Теперь оставалось дождаться есаула Скачкова, который надеялся взять табакерку у Хованского. Нельзя упускать из виду и Павского, который тоже где-то ждет есаула. Для того чтобы дойти до станции и вернуться, есаулу нужен по меньшей мере час. Таким образом, у Берендса есть время. То, что не удалось Ирен, может быть, удастся ему, старому волку? И он направился к комнате Хованского. Но каково было его удивление, когда он увидел, что Хованский в пижаме выходит из своей комнаты и направляется в сторону уборной. «Значит, капитан не пошел на электростанцию ночевать и кружным путем вернулся сюда? А если табакерка у Хованского? Что делать?»

Берендс устал. Несмотря на нервный подъем, ему хотелось спать. Нужно было незаметно выйти во двор и занять удобную для наблюдения позицию. Когда он подходил к лестнице, кто-то поднимался по ступеням. Это был Павский. Его лицо сияло, губы что-то шептали. «Черт побери! Табакерку взял Павский! Ушел он первым, услыхал шифр «Дина», а ключ ему, видимо, раздобыла Грация. Значит, касса отворялась нынче ночью дважды, и второй ключ находился у полковника. Павский пунктуален. По закону конспирации он должен вернуть незаметно ключ в директорский сейф. После всей этой истории Грация сама навряд ли на это отважится. Тут мы, Иван Иванович, с вами и встретимся! Фокус-покус-препарандус — и тайна табакерки раскрыта!»


Людвигу Оскаровичу не пришлось печатать фотографию «У директорского сейфа», хотя она и получилась бы преотличная, пальчики оближешь!

Смирилась с судьбой Ирен Жабоклицкая и отныне уже не Скачкова, а, видимо, фон Берендс. Пути в Варшаву, по крайней мере, на ближайшее время ей заказаны, английская Интеллидженс сервис вряд ли погладит ее по головке за провал операции. Одна надежда у Ирен на Людвига Оскаровича, а немецкий барон вскоре недвусмысленно дал ей понять, что если она положится на него, то он сделает из нее настоящего человека. Он нашел Ирен в ее комнате и весело сказал:

— Что касается всех ваших пустяковых переживаний, то они как раз и помогут вам, Хелен (называл ее на немецкий манер «Хелен»), выйти из рамок мещанского мирка, в котором до сих пор вы пребывали!..

Закончил он с ней краткий разговор требованием заявить полиции, что Скачков убил генерала с целью ограбления, а деньги спрятал в дамской уборной в отдушине. Что оставалось ей делать?

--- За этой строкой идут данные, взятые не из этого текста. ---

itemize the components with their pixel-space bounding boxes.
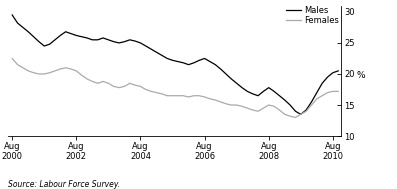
Text: Source: Labour Force Survey.: Source: Labour Force Survey. <box>8 180 120 189</box>
Males <box>208 60 212 63</box>
Males <box>37 41 41 43</box>
Females <box>74 70 79 72</box>
Legend: Males, Females: Males, Females <box>283 3 341 27</box>
Males <box>10 14 15 16</box>
Males <box>74 34 79 37</box>
Females <box>208 98 212 100</box>
Females <box>336 90 341 92</box>
Males <box>336 70 341 72</box>
Line: Females: Females <box>12 58 338 117</box>
Females <box>95 82 100 84</box>
Males <box>299 113 303 115</box>
Y-axis label: %: % <box>356 71 365 80</box>
Males <box>293 110 298 112</box>
Females <box>170 94 175 97</box>
Males <box>170 59 175 61</box>
Males <box>95 39 100 41</box>
Females <box>10 57 15 60</box>
Females <box>37 73 41 75</box>
Females <box>299 113 303 115</box>
Line: Males: Males <box>12 15 338 114</box>
Females <box>293 116 298 119</box>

Смерть Кучерова погасила у Хованского радость удавшейся операции. Алексей чувствовал за собой вину в гибели генерала. «Я не имел права оставлять его одного». За гробом Петра Михайловича Алексей шел под руку с генералом Гатуа. «И все-таки надо оставаться в Билече, чтобы как-то спасать оболваненные психологической муштрой молодые, полуискалеченные души хотя бы немногих кадет, чтобы матерые волки не сделали их нашими лютыми врагами, — думал он. — С их помощью, может быть, удастся делать еще полезное для родины». Ему предстояла большая, кропотливая работа.